Comunicação de massa e construção de imagem: a força estratégica do rádio e da televisão na era digital.
O forte volume de peças publicitárias veiculadas pelo Governo Federal nos últimos meses, especialmente em rádio e televisão, reacendeu uma discussão recorrente entre profissionais de comunicação, publicitários, pesquisadores e estrategistas de marketing: afinal, qual é o verdadeiro papel da mídia tradicional em um cenário cada vez mais dominado pelas plataformas digitais?
Embora o crescimento das redes sociais e dos ambientes digitais tenha transformado profundamente a forma como marcas, governos e instituições se relacionam com seus públicos, a prática demonstra que, quando o objetivo é alcançar grandes contingentes populacionais, construir reputação, fortalecer atributos institucionais ou promover mudanças de percepção em larga escala, a mídia offline continua exercendo um papel insubstituível.
A decisão do Governo Federal de ampliar sua presença em emissoras de rádio e televisão não representa uma negação do ambiente digital, mas sim o reconhecimento técnico de uma realidade conhecida pelos especialistas em planejamento de mídia: comunicação de massa exige meios de massa.
Ao contrário da comunicação digital, que opera de forma altamente segmentada e personalizada, os veículos tradicionais possuem a capacidade de gerar exposição simultânea para milhões de pessoas, criando um ambiente de compartilhamento de narrativas, construção de agenda pública e consolidação de imagem institucional.
Na linguagem do marketing, trata-se da diferença entre alcance segmentado e alcance massivo.

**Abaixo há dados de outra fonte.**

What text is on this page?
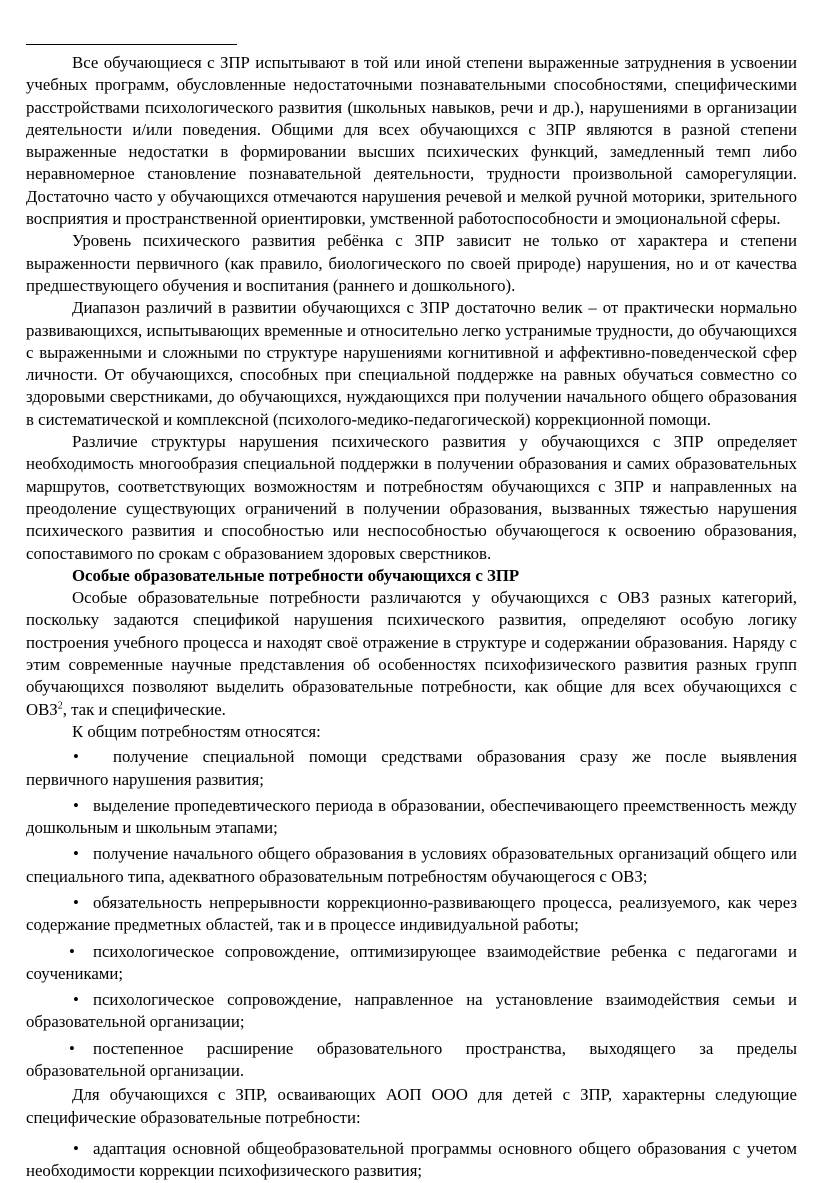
Все обучающиеся с ЗПР испытывают в той или иной степени выраженные затруднения в усвоении учебных программ, обусловленные недостаточными познавательными способностями, специфическими расстройствами психологического развития (школьных навыков, речи и др.), нарушениями в организации деятельности и/или поведения. Общими для всех обучающихся с ЗПР являются в разной степени выраженные недостатки в формировании высших психических функций, замедленный темп либо неравномерное становление познавательной деятельности, трудности произвольной саморегуляции. Достаточно часто у обучающихся отмечаются нарушения речевой и мелкой ручной моторики, зрительного восприятия и пространственной ориентировки, умственной работоспособности и эмоциональной сферы.

Уровень психического развития ребёнка с ЗПР зависит не только от характера и степени выраженности первичного (как правило, биологического по своей природе) нарушения, но и от качества предшествующего обучения и воспитания (раннего и дошкольного).

Диапазон различий в развитии обучающихся с ЗПР достаточно велик – от практически нормально развивающихся, испытывающих временные и относительно легко устранимые трудности, до обучающихся с выраженными и сложными по структуре нарушениями когнитивной и аффективно-поведенческой сфер личности. От обучающихся, способных при специальной поддержке на равных обучаться совместно со здоровыми сверстниками, до обучающихся, нуждающихся при получении начального общего образования в систематической и комплексной (психолого-медико-педагогической) коррекционной помощи.

Различие структуры нарушения психического развития у обучающихся с ЗПР определяет необходимость многообразия специальной поддержки в получении образования и самих образовательных маршрутов, соответствующих возможностям и потребностям обучающихся с ЗПР и направленных на преодоление существующих ограничений в получении образования, вызванных тяжестью нарушения психического развития и способностью или неспособностью обучающегося к освоению образования, сопоставимого по срокам с образованием здоровых сверстников.

Особые образовательные потребности обучающихся с ЗПР

Особые образовательные потребности различаются у обучающихся с ОВЗ разных категорий, поскольку задаются спецификой нарушения психического развития, определяют особую логику построения учебного процесса и находят своё отражение в структуре и содержании образования. Наряду с этим современные научные представления об особенностях психофизического развития разных групп обучающихся позволяют выделить образовательные потребности, как общие для всех обучающихся с ОВЗ$^2$, так и специфические.

К общим потребностям относятся:

• получение специальной помощи средствами образования сразу же после выявления первичного нарушения развития;
• выделение пропедевтического периода в образовании, обеспечивающего преемственность между дошкольным и школьным этапами;
• получение начального общего образования в условиях образовательных организаций общего или специального типа, адекватного образовательным потребностям обучающегося с ОВЗ;
• обязательность непрерывности коррекционно-развивающего процесса, реализуемого, как через содержание предметных областей, так и в процессе индивидуальной работы;
• психологическое сопровождение, оптимизирующее взаимодействие ребенка с педагогами и соучениками;
• психологическое сопровождение, направленное на установление взаимодействия семьи и образовательной организации;
• постепенное расширение образовательного пространства, выходящего за пределы образовательной организации.

Для обучающихся с ЗПР, осваивающих АОП ООО для детей с ЗПР, характерны следующие специфические образовательные потребности:

• адаптация основной общеобразовательной программы основного общего образования с учетом необходимости коррекции психофизического развития;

Enquanto as plataformas digitais são extremamente eficientes para conversar com nichos específicos, os meios tradicionais continuam sendo os principais responsáveis pela formação de notoriedade, lembrança de marca e construção de credibilidade.
Não por acaso, grandes anunciantes privados mantêm investimentos robustos em televisão aberta, rádio e mídia exterior. O mesmo ocorre em campanhas eleitorais, lançamentos de produtos de grande consumo, programas governamentais e ações institucionais que demandam rápida disseminação de informações.
Os profissionais de mídia costumam afirmar que não existe guerra entre o online e o offline. Existe, sim, complementaridade. A campanha mais eficiente é aquela que utiliza todo o ecossistema disponível para alcançar o público-alvo nos diferentes momentos de sua jornada de consumo de informação.
Nesse contexto, rádio, televisão, internet, redes sociais, portais de notícia, aplicativos de mensagens e mídia exterior cumprem funções distintas, mas convergentes. Cada meio possui características próprias de frequência, impacto, credibilidade e capacidade de segmentação.
A televisão continua sendo reconhecida como o veículo de maior poder na construção de imagem e na geração de alcance nacional. O rádio, por sua vez, mantém extraordinária capilaridade regional e elevada capacidade de repetição de mensagens, alcançando públicos urbanos e rurais em praticamente todos os municípios brasileiros. Já as plataformas digitais oferecem precisão de segmentação, mensuração em tempo real e possibilidades de interação inéditas.
Sob a ótica técnica, portanto, o aumento dos investimentos do Governo Federal na mídia tradicional pode ser interpretado como um movimento coerente com os princípios clássicos do planejamento estratégico de comunicação. Quando a missão é informar milhões de cidadãos, fortalecer a percepção sobre programas públicos ou ampliar o conhecimento sobre ações governamentais, os veículos de comunicação de massa seguem sendo ativos fundamentais.
A experiência acumulada pela indústria publicitária ao longo das últimas décadas demonstra que as campanhas mais bem-sucedidas raramente se apoiam em um único meio. Pelo contrário, elas combinam a força da credibilidade e do alcance do offline com a capacidade de segmentação e engajamento do ambiente digital.
Em outras palavras, a comunicação contemporânea não substituiu a mídia tradicional. Apenas ampliou o repertório de ferramentas disponíveis. E quando a necessidade é falar com o país inteiro, rádio e televisão continuam ocupando um lugar que nenhuma outra plataforma conseguiu preencher integralmente.
A máxima permanece válida: a campanha ideal é aquela que compreende todo o universo de mídia disponível para dialogar com seu target. Estar presente no ambiente digital é indispensável. Mas, para quem busca alcance, reputação e construção consistente de imagem, a presença no offline continua sendo não apenas relevante, mas estratégica.